Re: Wrong argument
"all that branding and IP may be generated in the UK, but the head office may be in the USA."
I'm confused, or you are.
If the IP is generated in the UK under contract to an offshore entity as a product of work (UK design agency, Caymans company buying a logo) then who owns the IP? It has to be the latter because they're the client.
If something owned elsewhere is sold to a company in another country then that country own the IP going forward, so international sales would never be possible.
"Fair" isn't a useful word, its an emotive one. Fair means different things to different people. Some people think its "fair" that we have an ever increasing percentage of tax due the higher amount of money you earn. Others think its "fair" that we have a flat tax so everyone pays the same percentage thereby not penalizing success. Still others think it's "fair" that everyone pay the same amount of tax in pounds earned because everyone then has the same stake in the efficiency and scale of services provided for taxes raised. "Fair" doesn't really mean anything I'm afraid.
I especially don't see why that IP can then be handed over to GMC Cayman who then can license it back to GMC UK.
You don't see it because you're getting hung up on an emotional aspect of the tax treatment, rather than looking at the international trade component of it. Rather than have potentially 100s of dispersed legal entities cross paying or licencing IP from each other, and trying to handle 100s of different legal and tax treatments for each different piece of IP and royalties from it, it's much simpler to stay within the law by moving all the IP to one location, and its commercial sense to make that location somewhere low tax for IP purposes.
(Much the same as the famous band with their own hedge fund in Holland that manage their IP and royalty payments).
There's no imperative either moral, economic, or legal that mandates a person or entity to structure their affairs such that the maximum amount of tax is due - common sense dictates they structure it so the minimum amount is due. I think it was Lord Justice Hand that made this point? Could be wrong.
If I give a second house to my son, I am charged CGT as if I sold it at market rate.
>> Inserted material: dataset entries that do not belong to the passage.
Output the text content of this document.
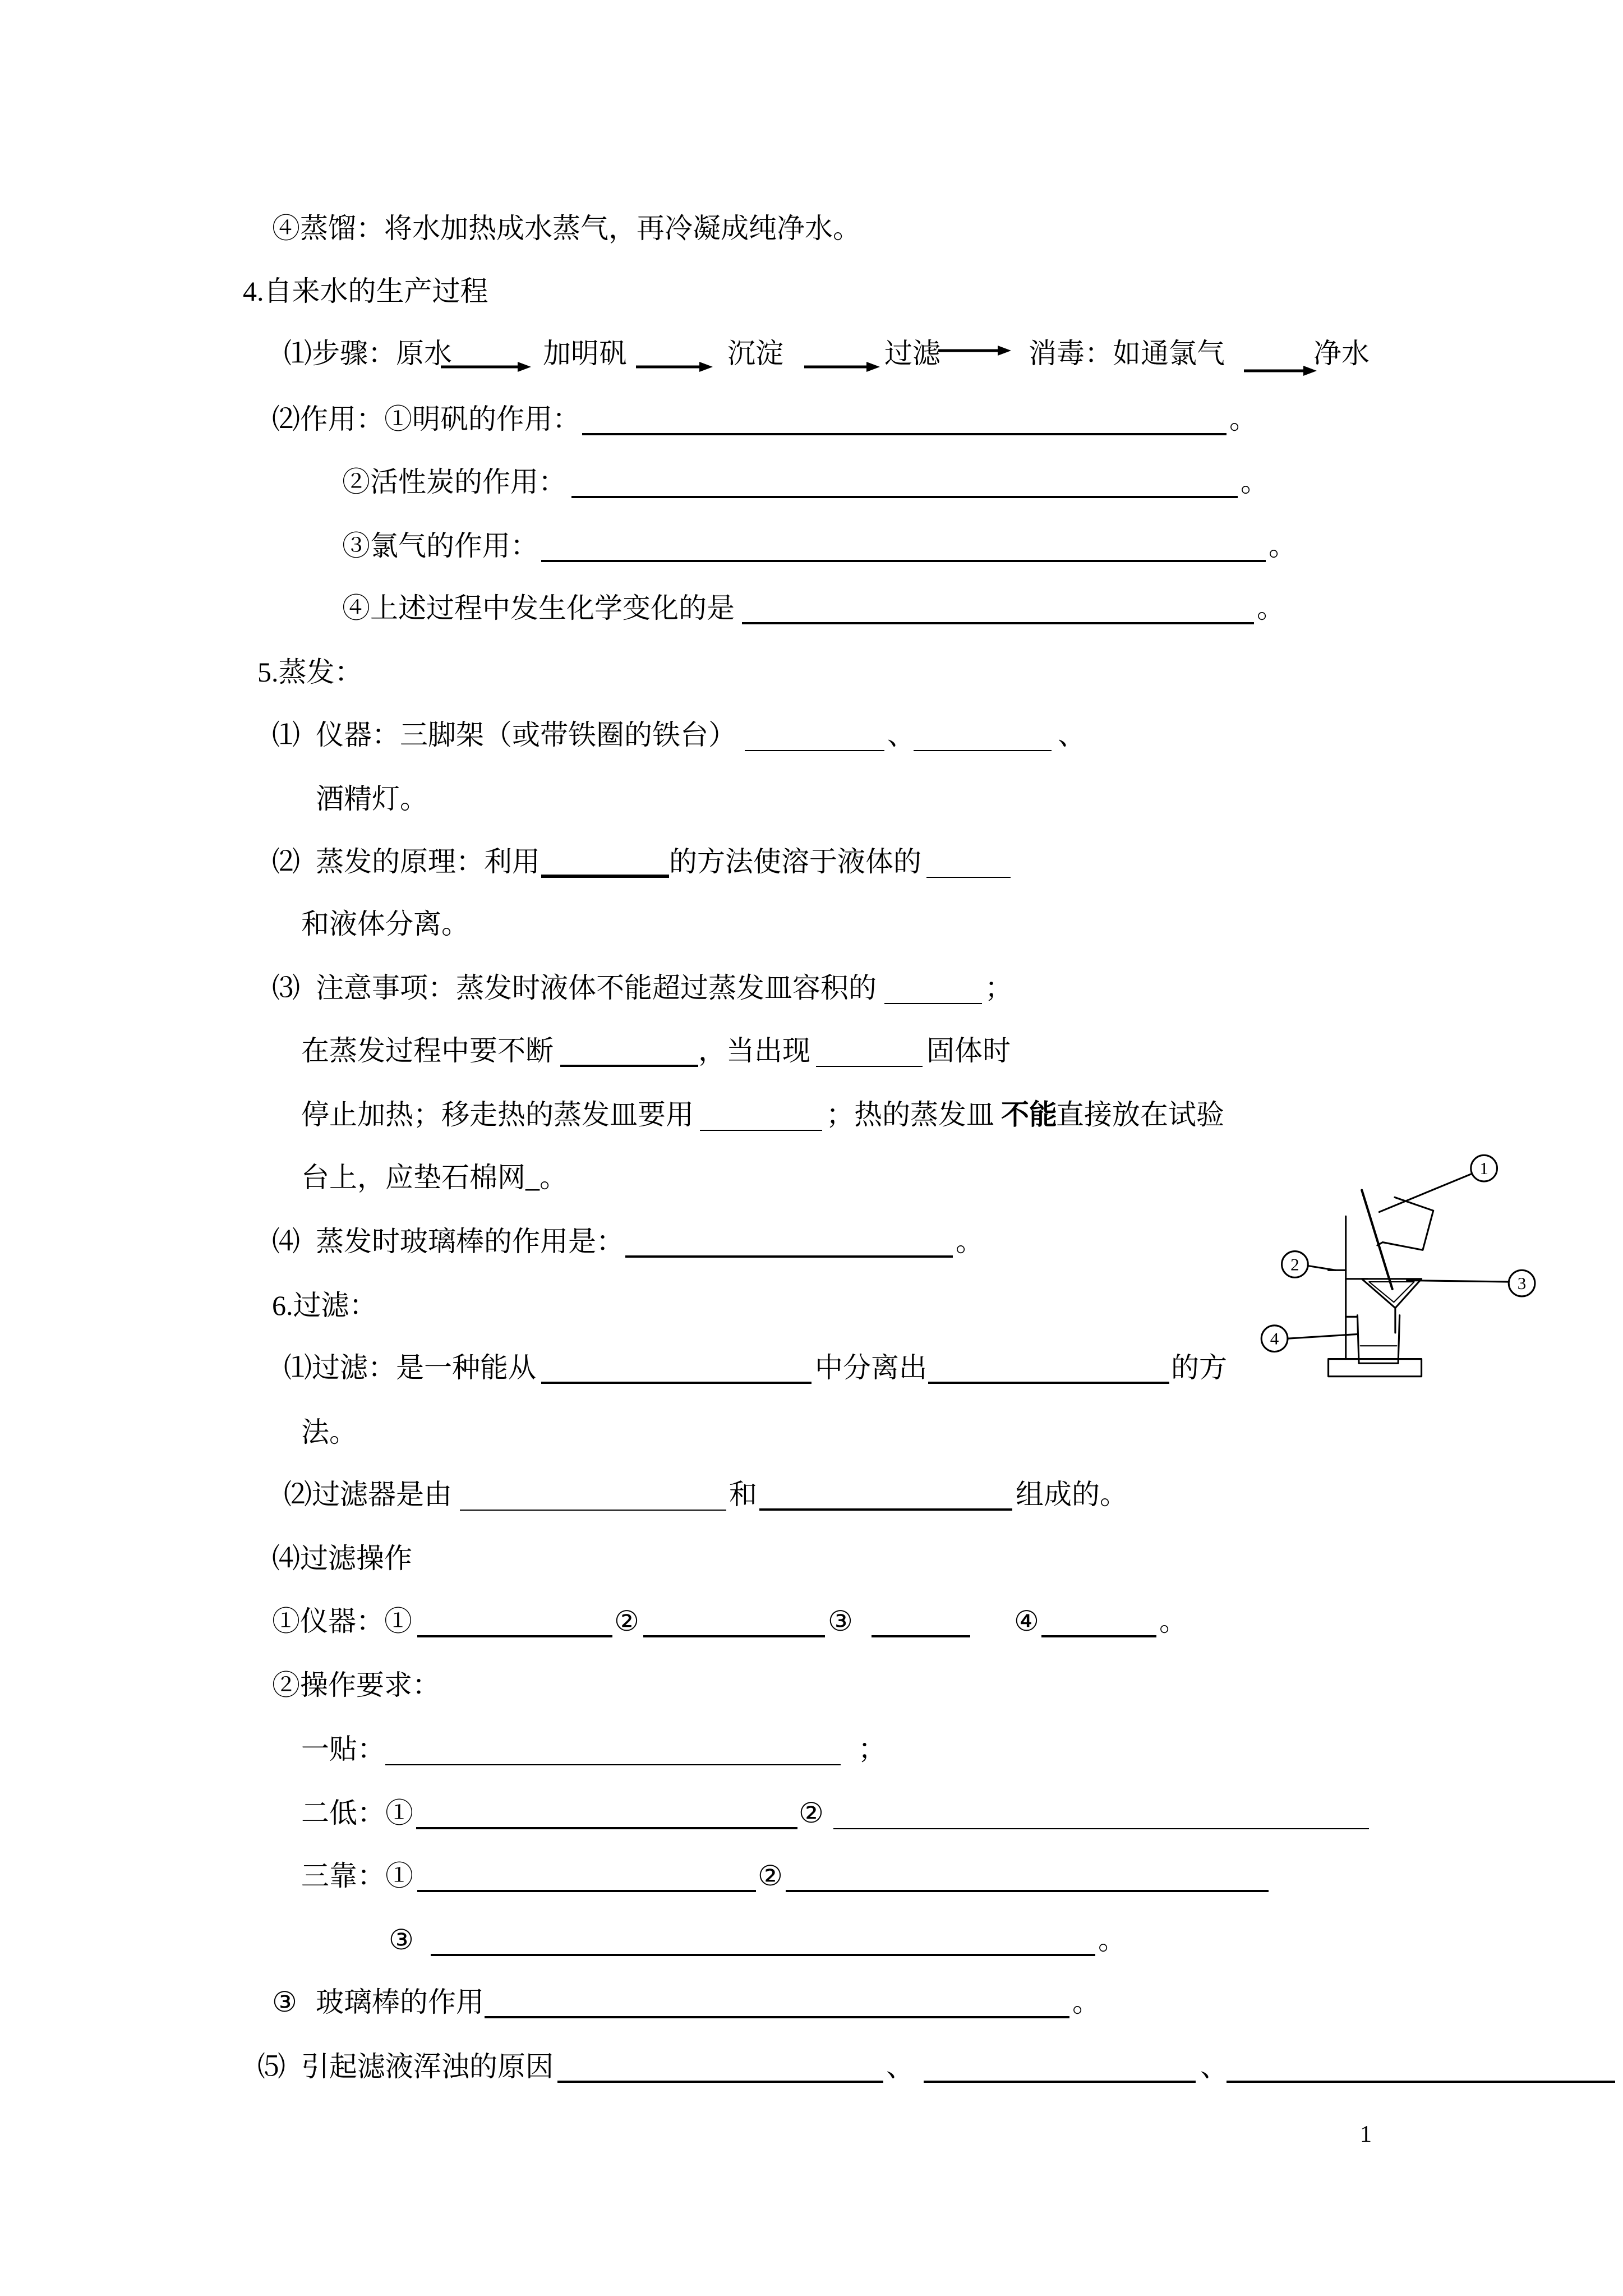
④蒸馏：将水加热成水蒸气，再冷凝成纯净水。
4.自来水的生产过程
⑴步骤：原水	加明矾	沉淀	过滤	消毒：如通氯气	净水
⑵作用：①明矾的作用：	。
②活性炭的作用：	。
③氯气的作用：	。
④上述过程中发生化学变化的是	。
5.蒸发：
⑴ 仪器：三脚架（或带铁圈的铁台）	、	、
酒精灯。
⑵ 蒸发的原理：利用	的方法使溶于液体的
和液体分离。
⑶ 注意事项：蒸发时液体不能超过蒸发皿容积的	；
在蒸发过程中要不断	，当出现	固体时
停止加热；移走热的蒸发皿要用	；热的蒸发皿 不能
直接放在试验
台上，应垫石棉网_。
⑷ 蒸发时玻璃棒的作用是：	。
6.过滤：
⑴过滤：是一种能从	中分离出	的方
法。
⑵过滤器是由	和	组成的。
⑷过滤操作
①仪器：①	②	③	④	。
②操作要求：
一贴：	；
二低：①	②
三靠：①	②
③	。
③ 玻璃棒的作用	。
⑸ 引起滤液浑浊的原因	、	、
1
1
2
3
4
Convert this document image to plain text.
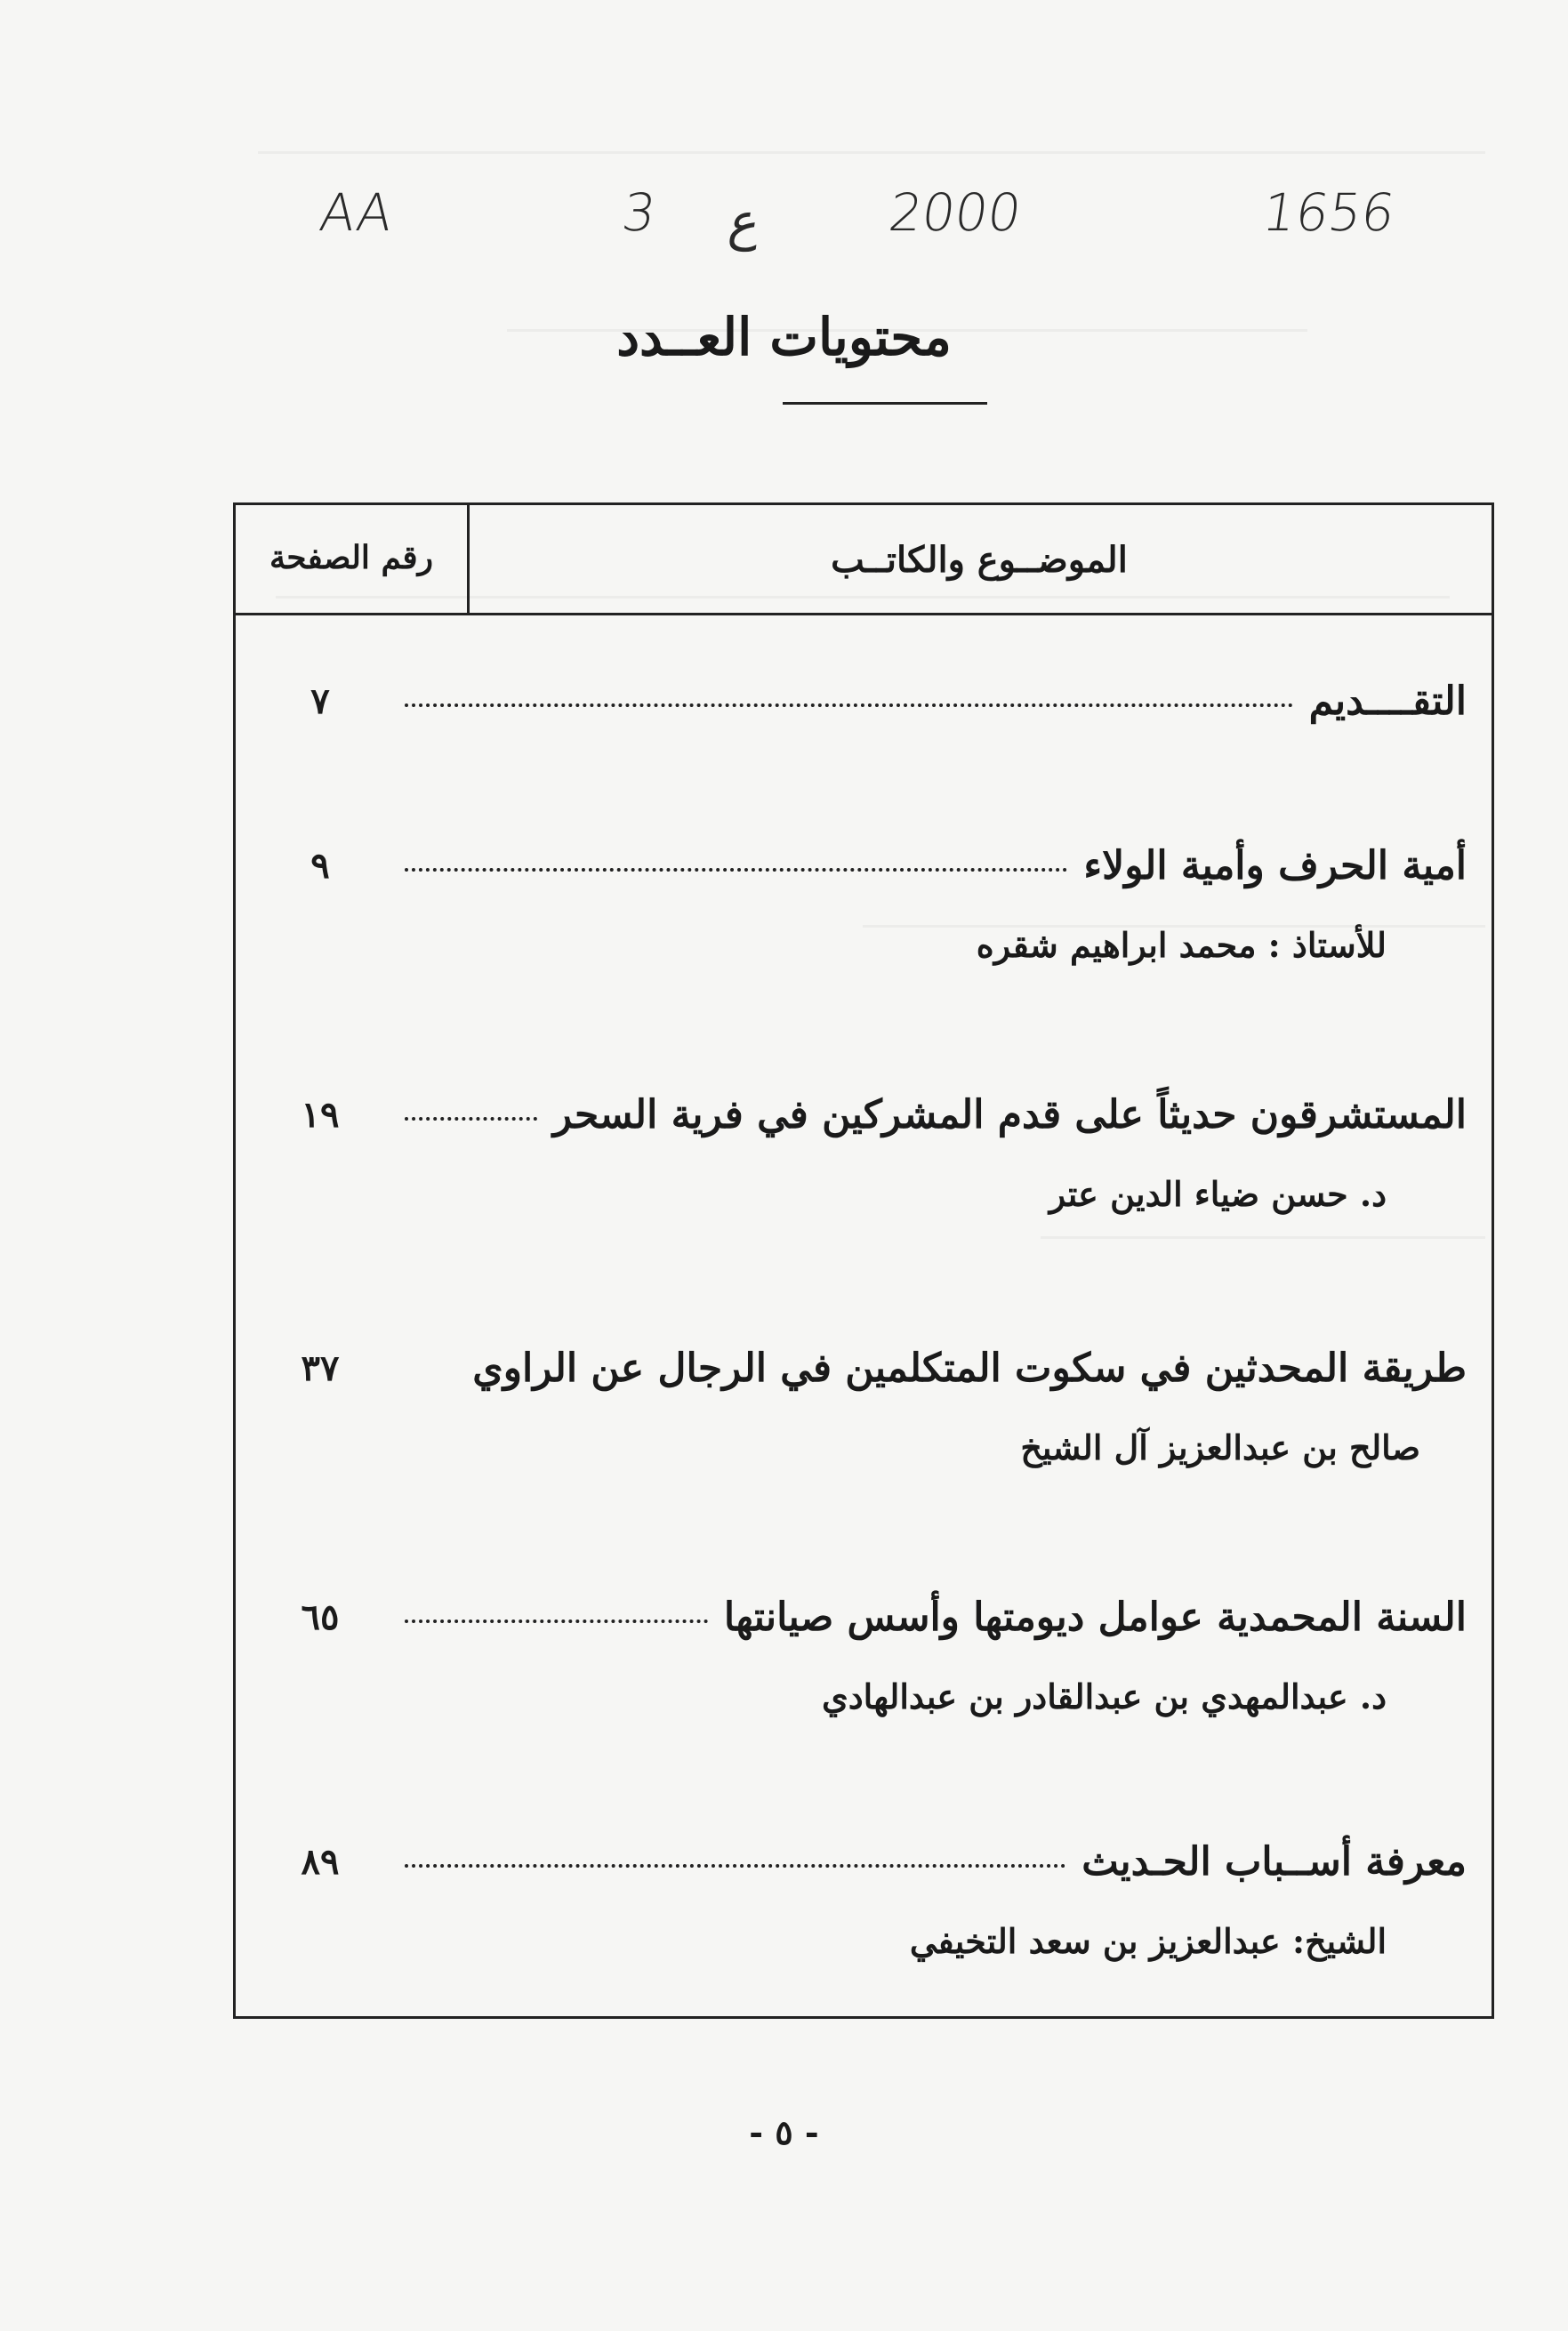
AA	3 ع 2000	1656
محتويات العــدد
الموضــوع والكاتــب
رقم الصفحة
التقــــديم
٧
أمية الحرف وأمية الولاء
٩
للأستاذ : محمد ابراهيم شقره
المستشرقون حديثاً على قدم المشركين في فرية السحر
١٩
د. حسن ضياء الدين عتر
طريقة المحدثين في سكوت المتكلمين في الرجال عن الراوي
٣٧
صالح بن عبدالعزيز آل الشيخ
السنة المحمدية عوامل ديومتها وأسس صيانتها
٦٥
د. عبدالمهدي بن عبدالقادر بن عبدالهادي
معرفة أســباب الحـديث
٨٩
الشيخ: عبدالعزيز بن سعد التخيفي
- ٥ -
No you're not. You can gift him whatever you like completely free of tax provided you survive for 7 years after the gift is given.
So charge Corporation Tax to GMC UK as if it had sold this IP on the open market, so something like ten times the total global revenue earned from it
Any charges against the local entity will reduce its taxable profit because it will make less profit due to the accounting charge. That will make the situation what you;d perceive as worse, not better, as they'd pay less tax.